住友ファーマは5日、Jazz社(本社:アイルランド)と、住友ファーマが創製し、ナルコレプシーを予定適応症として国内開発中の「DSP-0187」の日本、中国および一部のアジアを除く全世界における開発・販売に関する独占的なライセンス契約を締結したと発表した。
同剤は、住友ファーマが経口剤として開発中の選択的オレキシン2受容体作動薬で、オレキシンの欠乏によって生じるナルコレプシーの日中過眠や情動脱力発作を中心とした各症状を改善する可能性がある。
また、ナルコレプシー以外の特発性過眠症やその他の睡眠障害への適応も期待されている。
住友ファーマは、日本において、同剤の安全性、忍容性、薬物動態を評価するためのP1試験を2021年11月に開始した。同社は、同契約締結後も、同社テリトリー(日本、中国および一部のアジア)おける同剤の権利を保有する。
同契約に基づき、住友ファーマは、 Jazz 社に対し、同社テリトリーを除く米国、欧州を含む全世界において、独占的に本剤の開発・販売を行う権利を許諾する。

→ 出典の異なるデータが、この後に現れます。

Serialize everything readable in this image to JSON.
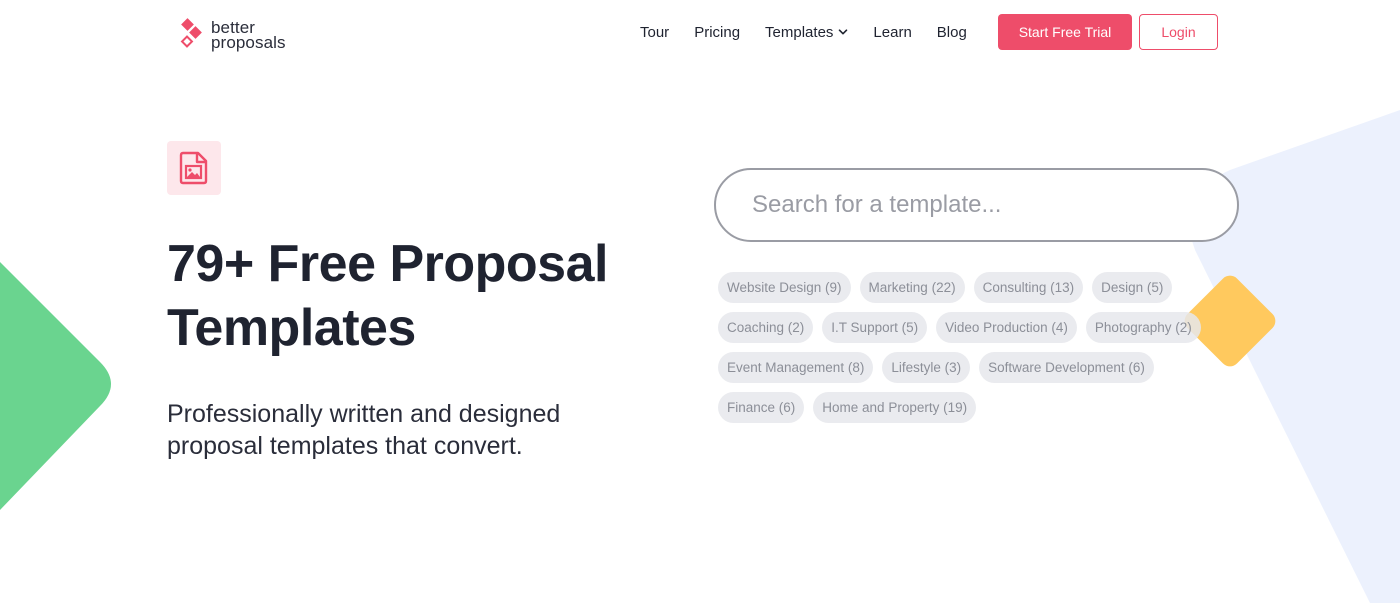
{
  "brand": {
    "name_line1": "better",
    "name_line2": "proposals",
    "accent": "#ee4d6a"
  },
  "nav": {
    "items": [
      {
        "label": "Tour"
      },
      {
        "label": "Pricing"
      },
      {
        "label": "Templates"
      },
      {
        "label": "Learn"
      },
      {
        "label": "Blog"
      }
    ],
    "cta_label": "Start Free Trial",
    "login_label": "Login"
  },
  "hero": {
    "icon": "document-image-icon",
    "title": "79+ Free Proposal Templates",
    "subtitle": "Professionally written and designed proposal templates that convert."
  },
  "search": {
    "placeholder": "Search for a template...",
    "value": ""
  },
  "categories": [
    {
      "label": "Website Design (9)"
    },
    {
      "label": "Marketing (22)"
    },
    {
      "label": "Consulting (13)"
    },
    {
      "label": "Design (5)"
    },
    {
      "label": "Coaching (2)"
    },
    {
      "label": "I.T Support (5)"
    },
    {
      "label": "Video Production (4)"
    },
    {
      "label": "Photography (2)"
    },
    {
      "label": "Event Management (8)"
    },
    {
      "label": "Lifestyle (3)"
    },
    {
      "label": "Software Development (6)"
    },
    {
      "label": "Finance (6)"
    },
    {
      "label": "Home and Property (19)"
    }
  ],
  "colors": {
    "green_shape": "#6ad48f",
    "yellow_shape": "#ffc95e",
    "blue_shape": "#ecf1fd"
  }
}
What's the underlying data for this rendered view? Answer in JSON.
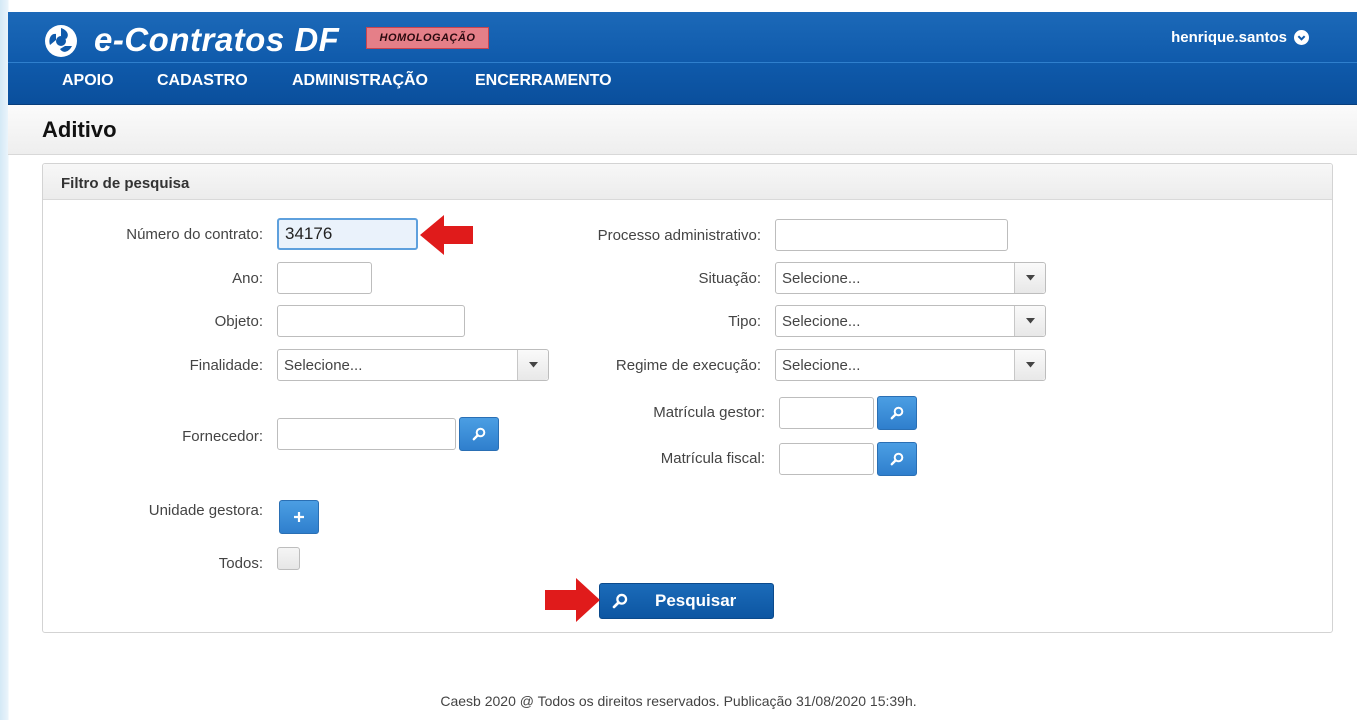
{
  "app": {
    "brand": "e-Contratos DF",
    "environment_badge": "HOMOLOGAÇÃO",
    "user": "henrique.santos"
  },
  "nav": {
    "items": [
      {
        "label": "APOIO"
      },
      {
        "label": "CADASTRO"
      },
      {
        "label": "ADMINISTRAÇÃO"
      },
      {
        "label": "ENCERRAMENTO"
      }
    ]
  },
  "page": {
    "title": "Aditivo"
  },
  "filter": {
    "panel_title": "Filtro de pesquisa",
    "numero_contrato": {
      "label": "Número do contrato:",
      "value": "34176"
    },
    "ano": {
      "label": "Ano:",
      "value": ""
    },
    "objeto": {
      "label": "Objeto:",
      "value": ""
    },
    "finalidade": {
      "label": "Finalidade:",
      "value": "Selecione..."
    },
    "fornecedor": {
      "label": "Fornecedor:",
      "value": ""
    },
    "unidade_gestora": {
      "label": "Unidade gestora:"
    },
    "todos": {
      "label": "Todos:",
      "checked": false
    },
    "processo_administrativo": {
      "label": "Processo administrativo:",
      "value": ""
    },
    "situacao": {
      "label": "Situação:",
      "value": "Selecione..."
    },
    "tipo": {
      "label": "Tipo:",
      "value": "Selecione..."
    },
    "regime_execucao": {
      "label": "Regime de execução:",
      "value": "Selecione..."
    },
    "matricula_gestor": {
      "label": "Matrícula gestor:",
      "value": ""
    },
    "matricula_fiscal": {
      "label": "Matrícula fiscal:",
      "value": ""
    },
    "search_button": "Pesquisar"
  },
  "footer": {
    "text": "Caesb 2020 @ Todos os direitos reservados. Publicação 31/08/2020 15:39h."
  },
  "colors": {
    "header_blue": "#0f5aab",
    "button_blue": "#1b6bb9",
    "badge_pink": "#e57f88",
    "annotation_arrow": "#e01b1b"
  }
}
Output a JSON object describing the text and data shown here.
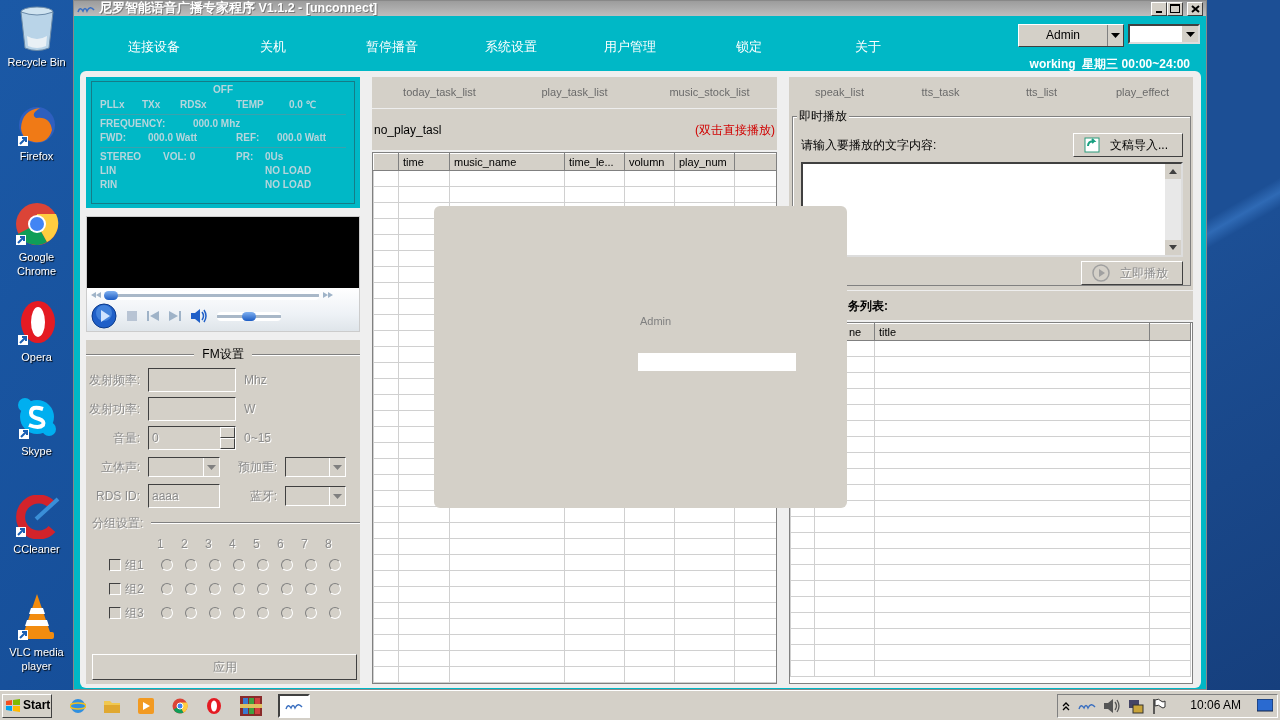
{
  "desktop_icons": [
    {
      "label": "Recycle Bin",
      "kind": "bin"
    },
    {
      "label": "Firefox",
      "kind": "fox"
    },
    {
      "label": "Google Chrome",
      "kind": "chrome"
    },
    {
      "label": "Opera",
      "kind": "ring"
    },
    {
      "label": "Skype",
      "kind": "cloud"
    },
    {
      "label": "CCleaner",
      "kind": "brush"
    },
    {
      "label": "VLC media player",
      "kind": "cone"
    }
  ],
  "window": {
    "title": "尼罗智能语音广播专家程序 V1.1.2 - [unconnect]"
  },
  "menu": [
    "连接设备",
    "关机",
    "暂停播音",
    "系统设置",
    "用户管理",
    "锁定",
    "关于"
  ],
  "user_select": {
    "value": "Admin"
  },
  "status": "working  星期三 00:00~24:00",
  "monitor": {
    "state": "OFF",
    "groups": [
      [
        [
          "PLLx",
          "TXx",
          "RDSx",
          "TEMP",
          "0.0 ℃"
        ]
      ],
      [
        [
          "FREQUENCY:",
          "000.0 Mhz"
        ],
        [
          "FWD:",
          "000.0 Watt",
          "REF:",
          "000.0 Watt"
        ]
      ],
      [
        [
          "STEREO",
          "VOL: 0",
          "PR:",
          "0Us"
        ],
        [
          "LIN",
          "NO LOAD"
        ],
        [
          "RIN",
          "NO LOAD"
        ]
      ]
    ]
  },
  "player": {
    "seek": {
      "level": 0.03
    },
    "volume": {
      "level": 0.5
    }
  },
  "fm_settings": {
    "title": "FM设置",
    "disabled": true,
    "frequency": {
      "label": "发射频率:",
      "unit": "Mhz"
    },
    "power": {
      "label": "发射功率:",
      "unit": "W"
    },
    "volume": {
      "label": "音量:",
      "value": "0",
      "range": "0~15"
    },
    "stereo": {
      "label": "立体声:"
    },
    "pre_emphasis": {
      "label": "预加重:"
    },
    "rds_id": {
      "label": "RDS ID:",
      "value": "aaaa"
    },
    "bluetooth": {
      "label": "蓝牙:"
    },
    "group_label": "分组设置:",
    "channel_numbers": [
      "1",
      "2",
      "3",
      "4",
      "5",
      "6",
      "7",
      "8"
    ],
    "groups": [
      {
        "label": "组1",
        "checked": false,
        "channels": [
          {
            "selected": false
          },
          {
            "selected": false
          },
          {
            "selected": false
          },
          {
            "selected": false
          },
          {
            "selected": false
          },
          {
            "selected": false
          },
          {
            "selected": false
          },
          {
            "selected": false
          }
        ]
      },
      {
        "label": "组2",
        "checked": false,
        "channels": [
          {
            "selected": false
          },
          {
            "selected": false
          },
          {
            "selected": false
          },
          {
            "selected": false
          },
          {
            "selected": false
          },
          {
            "selected": false
          },
          {
            "selected": false
          },
          {
            "selected": false
          }
        ]
      },
      {
        "label": "组3",
        "checked": false,
        "channels": [
          {
            "selected": false
          },
          {
            "selected": false
          },
          {
            "selected": false
          },
          {
            "selected": false
          },
          {
            "selected": false
          },
          {
            "selected": false
          },
          {
            "selected": false
          },
          {
            "selected": false
          }
        ]
      }
    ],
    "apply_button": "应用"
  },
  "task_panel": {
    "tabs": [
      {
        "label": "today_task_list",
        "selected": false
      },
      {
        "label": "play_task_list",
        "selected": false
      },
      {
        "label": "music_stock_list",
        "selected": false
      }
    ],
    "task_label": "no_play_tasl",
    "hint": "(双击直接播放)",
    "columns": [
      "time",
      "music_name",
      "time_le...",
      "volumn",
      "play_num"
    ]
  },
  "speak_panel": {
    "tabs": [
      {
        "label": "speak_list",
        "selected": false
      },
      {
        "label": "tts_task",
        "selected": false
      },
      {
        "label": "tts_list",
        "selected": false
      },
      {
        "label": "play_effect",
        "selected": false
      }
    ],
    "group_title": "即时播放",
    "prompt": "请输入要播放的文字内容:",
    "import_button": "文稿导入...",
    "play_button": {
      "label": "立即播放",
      "disabled": true
    },
    "list_label": "务列表:",
    "columns": [
      "ne",
      "title"
    ]
  },
  "dialog": {
    "label": "Admin"
  },
  "taskbar": {
    "start": "Start",
    "time": "10:06 AM"
  }
}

同契約締結の対価として、住友ファーマはJazz 社より、契約一時金として5000万米ドルを受け取る。また、住友ファーマは、同剤の開発の進捗に応じた開発マイルストンおよび売上収益の目標達成に応じた販売マイルストンとして総額で最大10億9000万米ドルを受け取る可能性がある。
さらに、同剤の売上収益に応じた2桁台前半の料率のロイヤリティを受け取る可能性がある。
◆木村徹住友ファーマ代表取締役専務執行役員のコメント
本剤は、中枢神経領域における高度な専門技術を生かして、当社が独自に創製した新規の低分子化合物である。睡眠障害に対する医薬品の開発と販売に確かな実績があり、長年睡眠障害を患う人々の生活改善のための治療法の研究開発に取り組むJazz社と提携できることをうれしく思う。
当社は、睡眠障害治療薬で大きな成功を収めているJazz社が、本剤を次の開発段階に進めていくうえでの最適なパートナーであると考えている。
◆ロバート・イアンノーネJazz社Executive Vice President、Global Head of Research and Developmentのコメント
オレキシン受容体の活性化は、睡眠障害の研究においてとても興味深い分野であり、既存薬による治療を補完できる可能性がある。
本剤のプロファイルから、当社は本剤がナルコレプシーやその他の睡眠障害治療に貢献する可能性があると確信している。
当社は、睡眠障害治療薬のリーディングカンパニーとして、消耗性の睡眠障害を患う人々に革新的な治療法を提供できるよう努めている。さらに、睡眠障害における当社の専門性を生かし、将来有望な本剤の治験を米国と欧州で実施できることをうれしく思う。
このたびの契約締結は、価値創造を可能とする開発化合物へ戦略的に投資するという当社の目標に合致したものであり、患者さんの治療を改善する可能性がある本剤を導入した当社の先見性を示すものでもある。